Reimbursement of Occupiers' Legal Fees Still Stalled
At an April 13 University Student Senate meeting, New School for Social Research students John Clegg and Micah Murphy and Lang student Eric MacPhail submitted an initial proposal asking for $4,100, citing financial strain and concerns about equal access to justice. The USS felt that not enough financial documentation had been provided and asked that the students resubmit the proposal with additional documentation so they could vote on it.
As of press time, they have not submitted a formal proposal.
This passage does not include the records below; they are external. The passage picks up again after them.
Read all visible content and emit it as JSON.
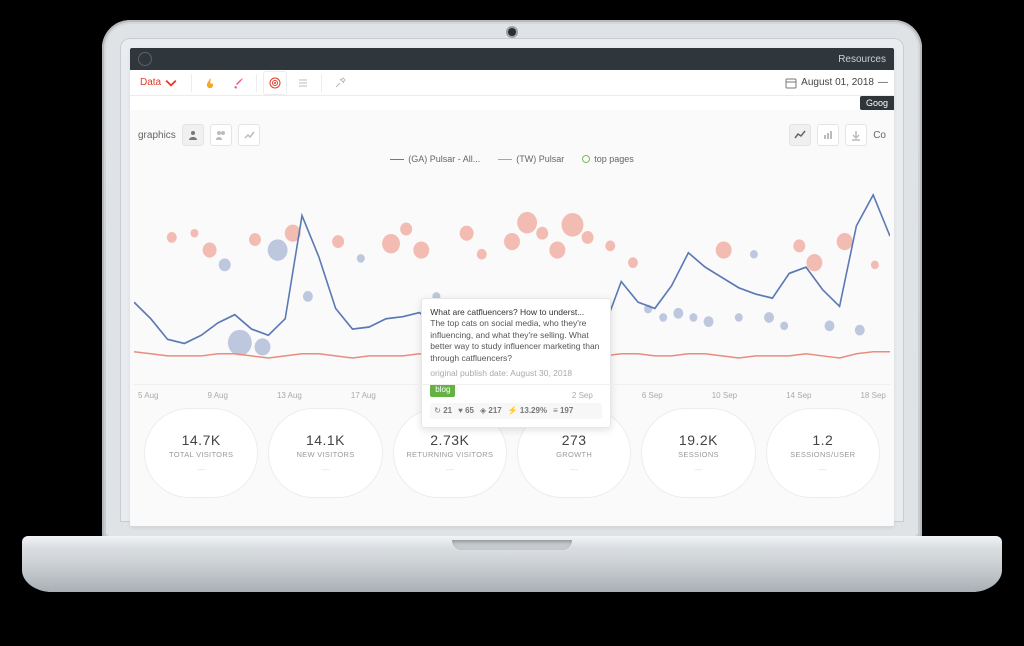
{
  "topbar": {
    "resources_label": "Resources"
  },
  "menubar": {
    "data_label": "Data",
    "date_label": "August 01, 2018"
  },
  "corner_tag": "Goog",
  "subbar": {
    "left_label": "graphics",
    "right_label": "Co"
  },
  "legend": {
    "series_a": "(GA) Pulsar - All...",
    "series_b": "(TW) Pulsar",
    "series_c": "top pages"
  },
  "tooltip": {
    "title": "What are catfluencers? How to underst...",
    "body": "The top cats on social media, who they're influencing, and what they're selling. What better way to study influencer marketing than through catfluencers?",
    "publish_prefix": "original publish date:",
    "publish_date": "August 30, 2018",
    "badge": "blog",
    "stats": {
      "retweets": "21",
      "favs": "65",
      "views": "217",
      "rate": "13.29%",
      "other": "197"
    }
  },
  "chart_data": {
    "type": "line",
    "x_ticks": [
      "5 Aug",
      "9 Aug",
      "13 Aug",
      "17 Aug",
      "",
      "",
      "",
      "2 Sep",
      "6 Sep",
      "10 Sep",
      "14 Sep",
      "18 Sep"
    ],
    "note": "x spans 5 Aug – ~18 Sep 2018; y is a normalized traffic/engagement index ~0–100 (no axis labels shown)",
    "series": [
      {
        "name": "(GA) Pulsar - All...",
        "color": "#5b79b5",
        "values": [
          38,
          30,
          20,
          18,
          22,
          28,
          32,
          25,
          22,
          30,
          80,
          60,
          35,
          25,
          26,
          30,
          31,
          33,
          25,
          22,
          24,
          21,
          24,
          21,
          18,
          22,
          35,
          28,
          26,
          48,
          38,
          35,
          46,
          62,
          55,
          50,
          45,
          42,
          40,
          52,
          55,
          44,
          36,
          75,
          90,
          70
        ]
      },
      {
        "name": "(TW) Pulsar",
        "color": "#e98c7e",
        "values": [
          14,
          13,
          12,
          12,
          12,
          13,
          13,
          12,
          11,
          12,
          13,
          13,
          12,
          11,
          12,
          12,
          12,
          13,
          12,
          11,
          12,
          12,
          13,
          12,
          11,
          11,
          12,
          12,
          12,
          13,
          13,
          12,
          12,
          13,
          13,
          12,
          11,
          12,
          12,
          12,
          13,
          12,
          11,
          13,
          14,
          14
        ]
      }
    ],
    "bubbles_top_pages": [
      {
        "x": 0.05,
        "y": 0.68,
        "r": 5,
        "c": "#f0a79a"
      },
      {
        "x": 0.08,
        "y": 0.7,
        "r": 4,
        "c": "#f0a79a"
      },
      {
        "x": 0.1,
        "y": 0.62,
        "r": 7,
        "c": "#f0a79a"
      },
      {
        "x": 0.12,
        "y": 0.55,
        "r": 6,
        "c": "#a8b7d6"
      },
      {
        "x": 0.16,
        "y": 0.67,
        "r": 6,
        "c": "#f0a79a"
      },
      {
        "x": 0.19,
        "y": 0.62,
        "r": 10,
        "c": "#a8b7d6"
      },
      {
        "x": 0.21,
        "y": 0.7,
        "r": 8,
        "c": "#f0a79a"
      },
      {
        "x": 0.23,
        "y": 0.4,
        "r": 5,
        "c": "#a8b7d6"
      },
      {
        "x": 0.27,
        "y": 0.66,
        "r": 6,
        "c": "#f0a79a"
      },
      {
        "x": 0.3,
        "y": 0.58,
        "r": 4,
        "c": "#a8b7d6"
      },
      {
        "x": 0.34,
        "y": 0.65,
        "r": 9,
        "c": "#f0a79a"
      },
      {
        "x": 0.36,
        "y": 0.72,
        "r": 6,
        "c": "#f0a79a"
      },
      {
        "x": 0.38,
        "y": 0.62,
        "r": 8,
        "c": "#f0a79a"
      },
      {
        "x": 0.4,
        "y": 0.4,
        "r": 4,
        "c": "#a8b7d6"
      },
      {
        "x": 0.44,
        "y": 0.7,
        "r": 7,
        "c": "#f0a79a"
      },
      {
        "x": 0.46,
        "y": 0.6,
        "r": 5,
        "c": "#f0a79a"
      },
      {
        "x": 0.5,
        "y": 0.66,
        "r": 8,
        "c": "#f0a79a"
      },
      {
        "x": 0.52,
        "y": 0.75,
        "r": 10,
        "c": "#f0a79a"
      },
      {
        "x": 0.54,
        "y": 0.7,
        "r": 6,
        "c": "#f0a79a"
      },
      {
        "x": 0.56,
        "y": 0.62,
        "r": 8,
        "c": "#f0a79a"
      },
      {
        "x": 0.58,
        "y": 0.74,
        "r": 11,
        "c": "#f0a79a"
      },
      {
        "x": 0.6,
        "y": 0.68,
        "r": 6,
        "c": "#f0a79a"
      },
      {
        "x": 0.63,
        "y": 0.64,
        "r": 5,
        "c": "#f0a79a"
      },
      {
        "x": 0.66,
        "y": 0.56,
        "r": 5,
        "c": "#f0a79a"
      },
      {
        "x": 0.68,
        "y": 0.34,
        "r": 4,
        "c": "#a8b7d6"
      },
      {
        "x": 0.7,
        "y": 0.3,
        "r": 4,
        "c": "#a8b7d6"
      },
      {
        "x": 0.72,
        "y": 0.32,
        "r": 5,
        "c": "#a8b7d6"
      },
      {
        "x": 0.74,
        "y": 0.3,
        "r": 4,
        "c": "#a8b7d6"
      },
      {
        "x": 0.76,
        "y": 0.28,
        "r": 5,
        "c": "#a8b7d6"
      },
      {
        "x": 0.78,
        "y": 0.62,
        "r": 8,
        "c": "#f0a79a"
      },
      {
        "x": 0.8,
        "y": 0.3,
        "r": 4,
        "c": "#a8b7d6"
      },
      {
        "x": 0.82,
        "y": 0.6,
        "r": 4,
        "c": "#a8b7d6"
      },
      {
        "x": 0.84,
        "y": 0.3,
        "r": 5,
        "c": "#a8b7d6"
      },
      {
        "x": 0.86,
        "y": 0.26,
        "r": 4,
        "c": "#a8b7d6"
      },
      {
        "x": 0.88,
        "y": 0.64,
        "r": 6,
        "c": "#f0a79a"
      },
      {
        "x": 0.9,
        "y": 0.56,
        "r": 8,
        "c": "#f0a79a"
      },
      {
        "x": 0.92,
        "y": 0.26,
        "r": 5,
        "c": "#a8b7d6"
      },
      {
        "x": 0.94,
        "y": 0.66,
        "r": 8,
        "c": "#f0a79a"
      },
      {
        "x": 0.96,
        "y": 0.24,
        "r": 5,
        "c": "#a8b7d6"
      },
      {
        "x": 0.98,
        "y": 0.55,
        "r": 4,
        "c": "#f0a79a"
      },
      {
        "x": 0.14,
        "y": 0.18,
        "r": 12,
        "c": "#a8b7d6"
      },
      {
        "x": 0.17,
        "y": 0.16,
        "r": 8,
        "c": "#a8b7d6"
      },
      {
        "x": 0.55,
        "y": 0.18,
        "r": 12,
        "c": "#a8b7d6"
      },
      {
        "x": 0.57,
        "y": 0.2,
        "r": 6,
        "c": "#a8b7d6"
      }
    ]
  },
  "metrics": [
    {
      "value": "14.7K",
      "label": "TOTAL VISITORS"
    },
    {
      "value": "14.1K",
      "label": "NEW VISITORS"
    },
    {
      "value": "2.73K",
      "label": "RETURNING VISITORS"
    },
    {
      "value": "273",
      "label": "GROWTH"
    },
    {
      "value": "19.2K",
      "label": "SESSIONS"
    },
    {
      "value": "1.2",
      "label": "SESSIONS/USER"
    }
  ]
}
At a USS meeting on April 25, Micah Murphy, told the Senate the proposal would be in the following day. Neither John Clegg, the author of the proposal, nor Eric MacPhail was present at the April 25 meeting.
A similar proposal was brought before the Lang Student Union on February 11, but the LSU never voted on it due to similar concerns regarding incomplete information. USS co-chair Peter Cummings said he did not know why the proposal has not come in yet.
Supporters of the proposal say its purpose is to level the legal playing field between the occupiers and the university. Cummings called this the fundamental issue of the proposal, saying, “Everyone ought to have equal access to justice.”
“I would support that even if I didn’t agree with [the occupiers],” he added.
Others remain skeptical. USS co-chair Dan Schulman said in an email to the *Free Press* that the USS needs to confirm details with Oliver and that the claimants need to send the USS documentation and a formal proposal before they would dispense funds–“not just an invoice.”
“If there is an inconsistency, then obviously there is something shady going on and people aren't being entirely truthful,” Schulman said, “and we need to also know who they want this money to go to. I don't think anyone is going to let these funds go into the pockets of the students.”
Others familiar with the issue feel that the USS should not reimburse the occupiers, as it is not the senate’s responsibility, but the university’s.
“It was the decision of senior administration to call in the New York Police Department that led to those charges,” said New School for Social Research senator Chris Crews. “Therefore the responsibility and the obligation should be on the university, not the student senate.”
“From a political rights' standpoint," Crews added, "President Kerrey over-exceeded (sic) his authority by calling in the NYPD."
For now, the debate remains hypothetical until the proposal is submitted.